With the Rose and Crown's legendary portions only metres across the road, the Rook and Gaskill was always going to have a hard job competing.
But as the piping hot plates were delivered, I found myself surprised at the ample size of both meals.
While they still can't compare with the Crown's country-sized plates, the Rook and Gaskill has nothing to be ashamed of.
The kebab, skewered and served with a mountain of chips and vegetables, was the undoubted highlight of the fare on offer.
My only previous experience of kebabs has been of the 'on-the-spit for two weeks' variety served up in the average city centre van.
So it was an eye-opener to finally see, and taste, how they should be done. The chicken was well-cooked, yet tender, and was coated in Mediterranean spices.
The chips were superb.
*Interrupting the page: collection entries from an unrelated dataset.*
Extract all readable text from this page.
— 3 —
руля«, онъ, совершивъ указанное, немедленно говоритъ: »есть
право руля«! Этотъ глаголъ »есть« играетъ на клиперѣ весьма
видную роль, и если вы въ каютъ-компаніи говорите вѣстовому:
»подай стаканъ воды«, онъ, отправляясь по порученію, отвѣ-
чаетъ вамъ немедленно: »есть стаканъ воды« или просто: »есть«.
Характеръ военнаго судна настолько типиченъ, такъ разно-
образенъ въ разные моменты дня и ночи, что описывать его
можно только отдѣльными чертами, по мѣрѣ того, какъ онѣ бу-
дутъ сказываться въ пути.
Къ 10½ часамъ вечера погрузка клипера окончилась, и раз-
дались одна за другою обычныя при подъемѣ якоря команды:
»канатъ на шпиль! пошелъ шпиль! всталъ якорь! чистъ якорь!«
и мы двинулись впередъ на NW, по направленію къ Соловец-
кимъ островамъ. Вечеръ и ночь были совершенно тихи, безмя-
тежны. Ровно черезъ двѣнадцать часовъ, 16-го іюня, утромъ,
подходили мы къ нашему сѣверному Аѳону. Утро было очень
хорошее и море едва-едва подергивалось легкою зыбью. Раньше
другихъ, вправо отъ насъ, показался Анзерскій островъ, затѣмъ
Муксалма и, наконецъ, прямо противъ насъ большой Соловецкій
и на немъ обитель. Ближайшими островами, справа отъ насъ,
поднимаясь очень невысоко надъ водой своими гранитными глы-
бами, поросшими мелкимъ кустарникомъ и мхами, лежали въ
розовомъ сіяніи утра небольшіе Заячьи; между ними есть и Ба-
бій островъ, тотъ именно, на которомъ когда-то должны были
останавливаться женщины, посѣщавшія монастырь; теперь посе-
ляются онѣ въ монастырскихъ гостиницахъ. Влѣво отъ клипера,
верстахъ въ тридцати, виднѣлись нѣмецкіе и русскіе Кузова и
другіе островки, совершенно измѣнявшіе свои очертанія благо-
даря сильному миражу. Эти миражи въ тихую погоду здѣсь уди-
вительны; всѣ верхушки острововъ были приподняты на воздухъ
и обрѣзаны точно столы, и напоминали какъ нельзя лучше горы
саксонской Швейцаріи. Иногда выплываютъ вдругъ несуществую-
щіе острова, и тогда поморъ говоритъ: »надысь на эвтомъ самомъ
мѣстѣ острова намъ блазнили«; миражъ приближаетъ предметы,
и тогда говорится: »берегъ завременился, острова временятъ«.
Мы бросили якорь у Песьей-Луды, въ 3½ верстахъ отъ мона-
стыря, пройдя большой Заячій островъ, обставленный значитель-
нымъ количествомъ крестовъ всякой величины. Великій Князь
Light, crispy and fluffy, someone had spent some time cooking these. It was a refreshing change.
Meanwhile, the Harvest Vegetable Pie came in its own dish, with a side salad. Topped with potatoes and with a cheese sauce, it was packed with carrots, beans, cauliflower, broccoli and leeks.Like the kebab, the pie is a fair size.
The cheese sauce gave it a rich quality, but was not overbearing. The vegetables had a firm, almost crispy texture, and were full of flavour.
The salad, a mix of lettuce, onion, tomatoes and cucumber, was standard pub-style but pleasant enough.
To the important part - the beer. Matt stuck away a swift pint of Terrier (£2), a York Brewery favourite. It's dark quality, yet smooth taste has made it a popular choice at Brewery bars.
Rather ridiculously, given that I was drinking in a real ale pub, I am not a big fan of ales and beers.
But for those of us who prefer the more continental beverage, fear not, there is still plenty of choice.
I went for the Mexican lager, Corona, at a reasonable £2.50 a bottle. It's fresh, it's crisp and it's imported. Need I say more?
On the whole, there are more positives and negatives to a meal at the Rook&Gaskill and at just over £13, it wasn't too hard on the pocket.
Those who like their pubs to be on the frisky side should eat somewhere else. Those who don't like to talk should do the same.
But anyone who likes good food and good beer could do a lot worse.
The Rook and Gaskill Inn, Lawrence Street, York. Tel 01904 628488.